Pixabay / mcmurryjulie

La fin des essais cliniques contre placebo: c’est l’horizon évoqué par le site américain Wired, qui voit la transition s’amorcer dans les années à venir. L’idée est la suivante: plutôt que de proposer un traitement factice à la moitié des patients d’un essai clinique, il serait possible de simuler cette condition à partir de données cliniques préexistantes. L’intérêt d’un nouveau traitement serait évalué par comparaison avec ce «bras placebo synthétique». Certains laboratoires investissent d’ores et déjà dans ces technologies, comme Roche, qui vient de racheter la société Flatiron Health pour près de deux milliards de francs.
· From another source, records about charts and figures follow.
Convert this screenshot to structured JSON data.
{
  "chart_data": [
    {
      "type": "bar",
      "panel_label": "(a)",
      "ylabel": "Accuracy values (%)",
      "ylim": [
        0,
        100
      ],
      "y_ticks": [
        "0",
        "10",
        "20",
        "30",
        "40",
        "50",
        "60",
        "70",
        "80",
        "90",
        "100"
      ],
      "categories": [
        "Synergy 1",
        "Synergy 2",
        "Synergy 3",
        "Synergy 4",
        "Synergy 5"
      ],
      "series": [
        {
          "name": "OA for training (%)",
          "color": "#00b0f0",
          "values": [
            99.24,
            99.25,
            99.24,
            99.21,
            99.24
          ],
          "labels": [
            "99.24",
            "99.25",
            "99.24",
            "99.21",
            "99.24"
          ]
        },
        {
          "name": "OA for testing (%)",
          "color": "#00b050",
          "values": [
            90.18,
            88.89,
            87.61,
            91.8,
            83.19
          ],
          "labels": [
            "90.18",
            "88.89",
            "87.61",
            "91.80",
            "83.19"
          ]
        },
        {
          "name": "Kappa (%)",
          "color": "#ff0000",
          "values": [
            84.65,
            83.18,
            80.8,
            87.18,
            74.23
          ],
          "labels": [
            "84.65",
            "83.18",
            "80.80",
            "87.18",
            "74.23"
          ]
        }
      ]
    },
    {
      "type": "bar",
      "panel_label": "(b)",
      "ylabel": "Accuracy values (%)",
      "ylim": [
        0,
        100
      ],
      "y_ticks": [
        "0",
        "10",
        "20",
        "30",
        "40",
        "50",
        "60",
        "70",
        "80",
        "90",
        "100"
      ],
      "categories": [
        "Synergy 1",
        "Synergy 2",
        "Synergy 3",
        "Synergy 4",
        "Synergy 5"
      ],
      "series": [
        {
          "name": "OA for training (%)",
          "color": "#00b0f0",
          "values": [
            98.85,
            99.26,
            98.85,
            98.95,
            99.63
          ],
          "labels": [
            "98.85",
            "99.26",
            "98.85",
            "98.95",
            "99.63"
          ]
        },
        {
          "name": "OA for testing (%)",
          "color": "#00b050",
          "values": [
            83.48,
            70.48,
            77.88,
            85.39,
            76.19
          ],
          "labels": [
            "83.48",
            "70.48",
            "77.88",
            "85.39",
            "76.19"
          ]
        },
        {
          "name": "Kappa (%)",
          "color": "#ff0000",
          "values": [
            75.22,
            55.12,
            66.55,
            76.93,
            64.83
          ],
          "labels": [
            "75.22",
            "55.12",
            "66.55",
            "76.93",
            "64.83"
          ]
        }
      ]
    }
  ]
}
Pourquoi ça pose question. L’essai contrôlé randomisé contre placebo est le «gold standard» de la médecine fondée sur les preuves: c’est la seule procédure permettant de démontrer l’efficacité d’un traitement avec un haut niveau d’assurance. Il est aussi long et très coûteux, et pose des problèmes éthiques. Lui substituer le big data est donc tentant – notamment pour l’industrie, qui assume les coûts et les aléas de la recherche clinique. Mais le risque est loin d’être négligeable. Certaines voix critiquent d’ores et déjà la recherche clinique pour sa propension à assouplir ses critères, et les exemples ne manquent pas de traitements homologués malgré une balance bénéfices-risques douteuse.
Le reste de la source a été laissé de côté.